I’ve gone through periods of believing I couldn’t cook, or didn’t enjoy it. Sometimes, all I ate was instant noodles and instant coffee. University is not an ideal time to be into cooking – broke, sharing crowded kitchens and trying to keep in class makes subsisting on greasy styrofoam containers of Thai food more appealing than cooking. My friends and I were frequent posters in a Facebook group called Is it considered a meal by a college student? A typical post might read: cold chunk of tofu and half a cigarette. Or just, toast with no butter. Things like that.
After graduating, with way too much free time on my hands, I found my way to cooking again. One needs to eat, and I had few other ways to amuse myself. Minimum wage forced me to get creative, and my schedule gave me entire days to mess around in the kitchen. Cooking was more creative than ever for me. I read recipes and then deviated wildly, inventing and substituting and reinventing, stealing small amounts of ingredients from my roommate’s shelves in the pantry (I was a horrible roommate) to pull something edible together.
I never snapped photos of the things I cooked then. Food was much more ephemeral. I’d throw together a meal, take a second to appreciate its beauty, and then gobble it down.
Now, I feel the impulse many women my age feel – camera eats first – when I’m sitting down to eat. I usually don’t even post the photo. I just feel an urge to document, to catalogue, to show off my work. Apparently, this can decrease your enjoyment. I know this, and yet I keep snapping the photos.

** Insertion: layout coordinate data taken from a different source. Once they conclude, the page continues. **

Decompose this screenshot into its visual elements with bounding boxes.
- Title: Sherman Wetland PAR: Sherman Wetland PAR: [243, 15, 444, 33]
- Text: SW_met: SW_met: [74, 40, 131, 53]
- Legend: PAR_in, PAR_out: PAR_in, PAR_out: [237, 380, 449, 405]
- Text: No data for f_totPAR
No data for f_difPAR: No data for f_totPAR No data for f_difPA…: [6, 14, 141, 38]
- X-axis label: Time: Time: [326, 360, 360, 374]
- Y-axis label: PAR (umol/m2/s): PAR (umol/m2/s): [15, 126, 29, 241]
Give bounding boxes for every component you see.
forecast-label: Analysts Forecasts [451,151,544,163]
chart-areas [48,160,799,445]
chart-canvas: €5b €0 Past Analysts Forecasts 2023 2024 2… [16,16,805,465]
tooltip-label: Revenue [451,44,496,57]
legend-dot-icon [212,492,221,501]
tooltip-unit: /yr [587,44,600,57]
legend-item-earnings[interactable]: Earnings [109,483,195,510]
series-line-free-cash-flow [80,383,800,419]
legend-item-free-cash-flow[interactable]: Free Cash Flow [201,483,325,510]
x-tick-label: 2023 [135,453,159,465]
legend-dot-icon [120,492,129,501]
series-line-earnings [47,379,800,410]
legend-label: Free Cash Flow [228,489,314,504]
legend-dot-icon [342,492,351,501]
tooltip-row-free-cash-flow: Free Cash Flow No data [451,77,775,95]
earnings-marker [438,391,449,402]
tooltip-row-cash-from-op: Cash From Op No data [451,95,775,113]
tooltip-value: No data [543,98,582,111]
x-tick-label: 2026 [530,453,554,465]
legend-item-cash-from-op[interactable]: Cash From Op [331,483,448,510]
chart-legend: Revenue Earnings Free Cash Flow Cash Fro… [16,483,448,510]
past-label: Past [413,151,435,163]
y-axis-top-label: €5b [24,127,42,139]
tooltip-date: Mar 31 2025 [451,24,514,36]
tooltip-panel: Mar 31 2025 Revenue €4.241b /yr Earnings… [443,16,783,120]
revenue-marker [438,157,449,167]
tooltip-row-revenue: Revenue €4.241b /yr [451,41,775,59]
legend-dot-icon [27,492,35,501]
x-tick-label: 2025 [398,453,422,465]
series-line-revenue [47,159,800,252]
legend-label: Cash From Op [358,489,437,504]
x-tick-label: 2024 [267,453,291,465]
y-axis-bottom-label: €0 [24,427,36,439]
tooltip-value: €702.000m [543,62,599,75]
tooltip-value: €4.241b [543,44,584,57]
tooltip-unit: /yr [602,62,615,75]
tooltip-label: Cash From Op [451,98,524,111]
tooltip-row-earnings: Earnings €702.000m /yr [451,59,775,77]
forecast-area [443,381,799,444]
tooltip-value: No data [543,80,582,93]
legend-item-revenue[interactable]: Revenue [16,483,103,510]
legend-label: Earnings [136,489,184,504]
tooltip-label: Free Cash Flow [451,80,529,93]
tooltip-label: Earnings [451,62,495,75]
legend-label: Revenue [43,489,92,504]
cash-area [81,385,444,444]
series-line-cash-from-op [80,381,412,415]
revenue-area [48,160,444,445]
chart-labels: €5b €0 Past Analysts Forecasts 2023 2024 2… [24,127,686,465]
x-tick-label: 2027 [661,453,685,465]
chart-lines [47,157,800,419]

Obviously, I never took a photo of my English muffin pizzas when I was a kid. One, there’s no way they were pretty. Two, taking a photo cost something, and I had to save my disposable camera for more important things, like my friends and I giving each other bunny ears at summer camp. Food used to exist to be consumed and then disappear. I never used to care about its aesthetics.

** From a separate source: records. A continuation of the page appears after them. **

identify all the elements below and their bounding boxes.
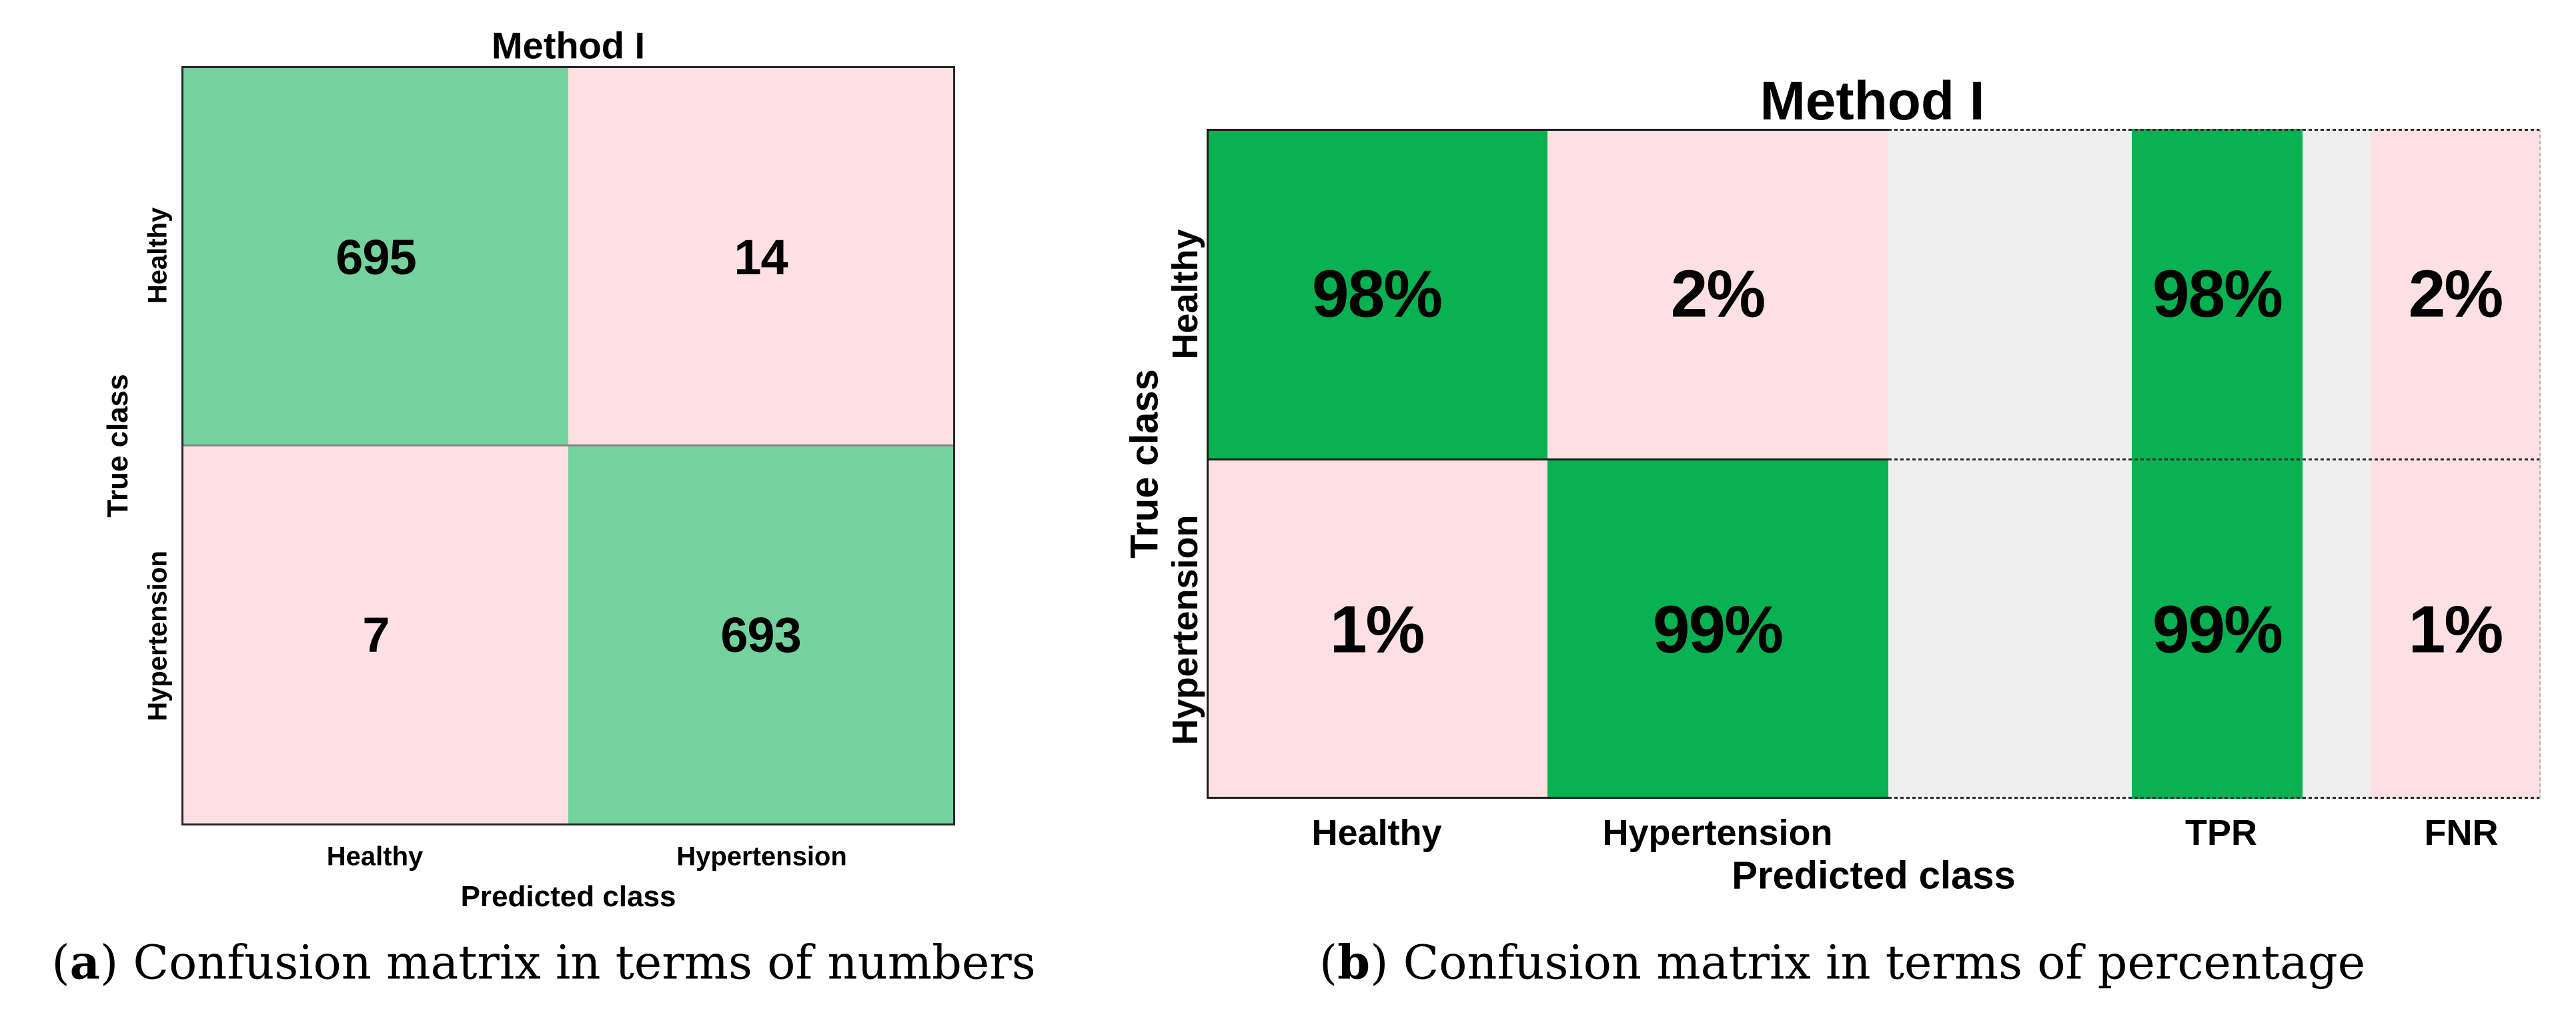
- panel-a: Method I True class Healthy Hypertension…: [0, 0, 1167, 1017]
- panel-b-plot: 98% 2% 1% 99% 98% 99% 2% 1%: [1207, 129, 2541, 799]
- panel-a-xtick-hypertension: Hypertension: [676, 841, 847, 872]
- panel-b-xtick-tpr: TPR: [2185, 813, 2257, 853]
- fnr-value-healthy: 2%: [2408, 256, 2504, 332]
- panel-a-caption: (a) Confusion matrix in terms of numbers: [51, 935, 1035, 990]
- panel-a-caption-letter: a: [69, 934, 100, 990]
- panel-b-xtick-healthy: Healthy: [1311, 813, 1442, 853]
- tpr-value-healthy: 98%: [2152, 256, 2283, 332]
- panel-b-caption-letter: b: [1337, 934, 1371, 990]
- panel-b-caption-open: (: [1319, 935, 1338, 990]
- cell-b-value-98: 98%: [1311, 256, 1443, 332]
- cell-a-true-healthy-pred-hypertension: 14: [568, 68, 953, 446]
- panel-b-fnr-column: [2371, 129, 2541, 799]
- panel-b: Method I True class Healthy Hypertension…: [1101, 0, 2576, 1017]
- panel-b-xtick-fnr: FNR: [2424, 813, 2499, 853]
- cell-a-value-7: 7: [362, 607, 390, 663]
- cell-b-value-1: 1%: [1329, 592, 1425, 667]
- panel-a-xtick-healthy: Healthy: [326, 841, 424, 872]
- panel-b-gray-separator-small: [2303, 129, 2371, 799]
- panel-b-row-divider-dashed: [1888, 458, 2541, 460]
- panel-b-xlabel: Predicted class: [1732, 854, 2016, 898]
- cell-a-value-695: 695: [336, 229, 416, 285]
- cell-a-true-hypertension-pred-hypertension: 693: [568, 446, 953, 823]
- cell-b-true-hypertension-pred-hypertension: [1547, 460, 1888, 799]
- panel-b-row-divider-solid: [1207, 458, 1888, 460]
- cell-a-value-693: 693: [720, 607, 801, 663]
- panel-b-title: Method I: [1760, 71, 1985, 131]
- panel-b-xtick-hypertension: Hypertension: [1602, 813, 1833, 853]
- cell-b-true-healthy-pred-healthy: [1207, 129, 1547, 460]
- panel-b-border-top-dashed: [1888, 129, 2541, 131]
- tpr-value-hypertension: 99%: [2152, 592, 2283, 667]
- panel-b-border-right-dashed: [2539, 129, 2541, 799]
- cell-b-value-2: 2%: [1670, 256, 1766, 332]
- panel-b-tpr-column: [2132, 129, 2303, 799]
- panel-a-ylabel: True class: [101, 374, 134, 518]
- panel-a-title: Method I: [491, 24, 646, 67]
- panel-b-ylabel: True class: [1123, 369, 1167, 559]
- cell-a-value-14: 14: [734, 229, 788, 285]
- panel-b-caption-text: ) Confusion matrix in terms of percentag…: [1370, 935, 2366, 990]
- panel-a-caption-text: ) Confusion matrix in terms of numbers: [99, 935, 1036, 990]
- panel-b-border-left: [1207, 129, 1209, 799]
- cell-b-value-99: 99%: [1652, 592, 1784, 667]
- panel-a-caption-open: (: [51, 935, 70, 990]
- panel-a-plot: 695 14 7 693: [181, 66, 955, 825]
- panel-b-border-bottom-solid: [1207, 797, 1888, 799]
- cell-b-true-hypertension-pred-healthy: [1207, 460, 1547, 799]
- panel-a-xlabel: Predicted class: [460, 880, 676, 913]
- panel-b-border-top-solid: [1207, 129, 1888, 131]
- panel-b-ytick-healthy: Healthy: [1165, 229, 1205, 360]
- panel-a-ytick-hypertension: Hypertension: [143, 551, 173, 721]
- cell-a-true-healthy-pred-healthy: 695: [183, 68, 568, 446]
- cell-b-true-healthy-pred-hypertension: [1547, 129, 1888, 460]
- panel-b-gray-separator: [1888, 129, 2132, 799]
- fnr-value-hypertension: 1%: [2408, 592, 2504, 667]
- panel-b-ytick-hypertension: Hypertension: [1165, 515, 1205, 745]
- panel-b-border-bottom-dashed: [1888, 797, 2541, 799]
- panel-a-ytick-healthy: Healthy: [143, 207, 173, 304]
- panel-a-row-divider: [183, 444, 953, 446]
- panel-b-caption: (b) Confusion matrix in terms of percent…: [1319, 935, 2365, 990]
- cell-a-true-hypertension-pred-healthy: 7: [183, 446, 568, 823]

And how much more pleasure did I get from cooking then? How much pride did I take in my meagre creations? How did the meaning of food – food that I had made – change so quickly once Instagram came along?

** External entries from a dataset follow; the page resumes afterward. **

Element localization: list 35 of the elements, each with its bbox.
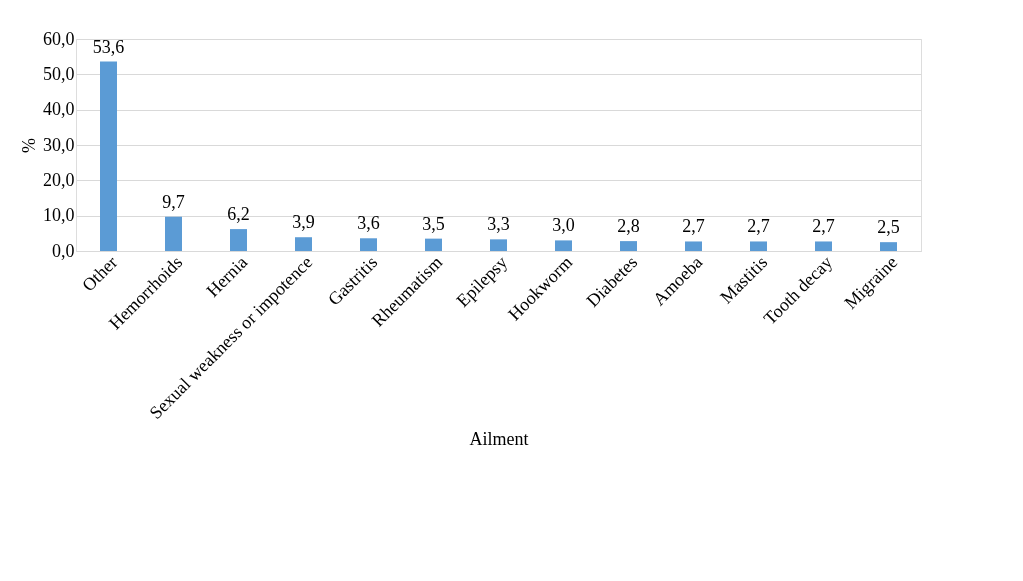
data-label: 2,7 xyxy=(812,216,835,237)
bar xyxy=(685,241,702,251)
bar xyxy=(555,240,572,251)
x-axis-title: Ailment xyxy=(469,428,529,449)
bar xyxy=(360,238,377,251)
y-tick-label: 20,0 xyxy=(43,169,75,190)
data-label: 2,7 xyxy=(682,216,705,237)
data-label: 3,6 xyxy=(357,213,380,234)
y-axis-title: % xyxy=(19,138,39,153)
bar xyxy=(295,237,312,251)
bar xyxy=(100,61,117,251)
y-tick-label: 0,0 xyxy=(52,240,75,261)
y-tick-label: 40,0 xyxy=(43,99,75,120)
bar xyxy=(425,238,442,251)
y-tick-label: 60,0 xyxy=(43,28,75,49)
data-label: 2,7 xyxy=(747,216,770,237)
data-label: 3,3 xyxy=(487,214,510,235)
bar xyxy=(880,242,897,251)
data-label: 2,8 xyxy=(617,216,640,237)
data-label: 3,9 xyxy=(292,212,315,233)
data-label: 3,0 xyxy=(552,215,575,236)
bar xyxy=(165,216,182,251)
bar xyxy=(620,241,637,251)
data-label: 2,5 xyxy=(877,217,900,238)
data-label: 9,7 xyxy=(162,191,185,212)
bar xyxy=(230,229,247,251)
bar xyxy=(490,239,507,251)
data-label: 53,6 xyxy=(92,36,125,57)
y-tick-label: 30,0 xyxy=(43,134,75,155)
y-tick-label: 10,0 xyxy=(43,205,75,226)
y-tick-label: 50,0 xyxy=(43,63,75,84)
bar xyxy=(750,241,767,251)
data-label: 3,5 xyxy=(422,213,445,234)
data-label: 6,2 xyxy=(227,204,250,225)
bar xyxy=(815,241,832,251)
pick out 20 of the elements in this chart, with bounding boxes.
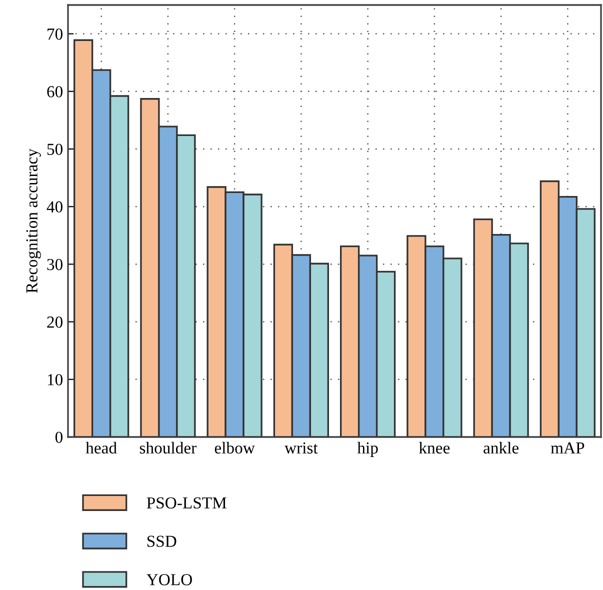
y-tick-label: 30 [47, 258, 63, 270]
x-tick-label: hip [357, 442, 378, 457]
y-tick-label: 50 [47, 144, 63, 155]
y-tick-label: 40 [46, 201, 63, 213]
x-tick-label: mAP [550, 442, 584, 454]
x-tick-label: shoulder [140, 442, 196, 454]
x-tick-label: wrist [284, 442, 318, 454]
y-tick-label: 10 [48, 374, 63, 386]
x-tick-label: head [86, 442, 117, 454]
x-tick-label: knee [419, 442, 450, 454]
y-axis-title: Recognition accuracy [26, 148, 41, 293]
y-tick-label: 70 [48, 28, 63, 40]
legend-label: YOLO [146, 574, 192, 586]
legend-label: PSO-LSTM [146, 497, 226, 509]
x-tick-label: ankle [484, 442, 519, 454]
y-tick-label: 60 [47, 86, 63, 98]
y-tick-label: 0 [55, 432, 63, 443]
x-tick-label: elbow [214, 442, 255, 454]
y-tick-label: 20 [47, 316, 63, 328]
legend-label: SSD [147, 536, 176, 547]
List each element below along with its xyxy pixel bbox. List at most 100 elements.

I care deeply about how dishes look, because the visual is part of the sensory experience of food. It makes you hungry, builds desire. If you’re a true food lover, the time between seeing a gorgeously plated dish and digging your fork can be the source of an erotic tension, a sensuous thrill. The visual experience is not the thief of joy – it’s the phone coming between you and your food, disrupting that joy.
We endlessly collect our own data and archives like librarians of our own narcissism. I do it too. I’m not going to stop taking photos of every martini I drink, or resist the lure of a beautiful tablescape I can post in the middle of a photo dump. But I hope that by cataloguing my food-love through deep reflection rather than a compulsion to pull out my iPhone, I can sink my teeth more deeply into what food means, rather than just what it telegraphs on an Instagram story. Like when I was younger, I hope I can place a dish on the table with pride, and not grip my phone so tightly in the other hand.
A couple weeks ago, I cooked what I promise was a very attractive dinner – New York Times Cooking’s Salmon With Garlic Butter and Tomato Pasta. Mine didn’t look quite as sexy as theirs, but the blistered tomatoes, flaky salmon and fresh cracked pepper were so appealing next to my four olive martini that I didn’t even reach for my phone.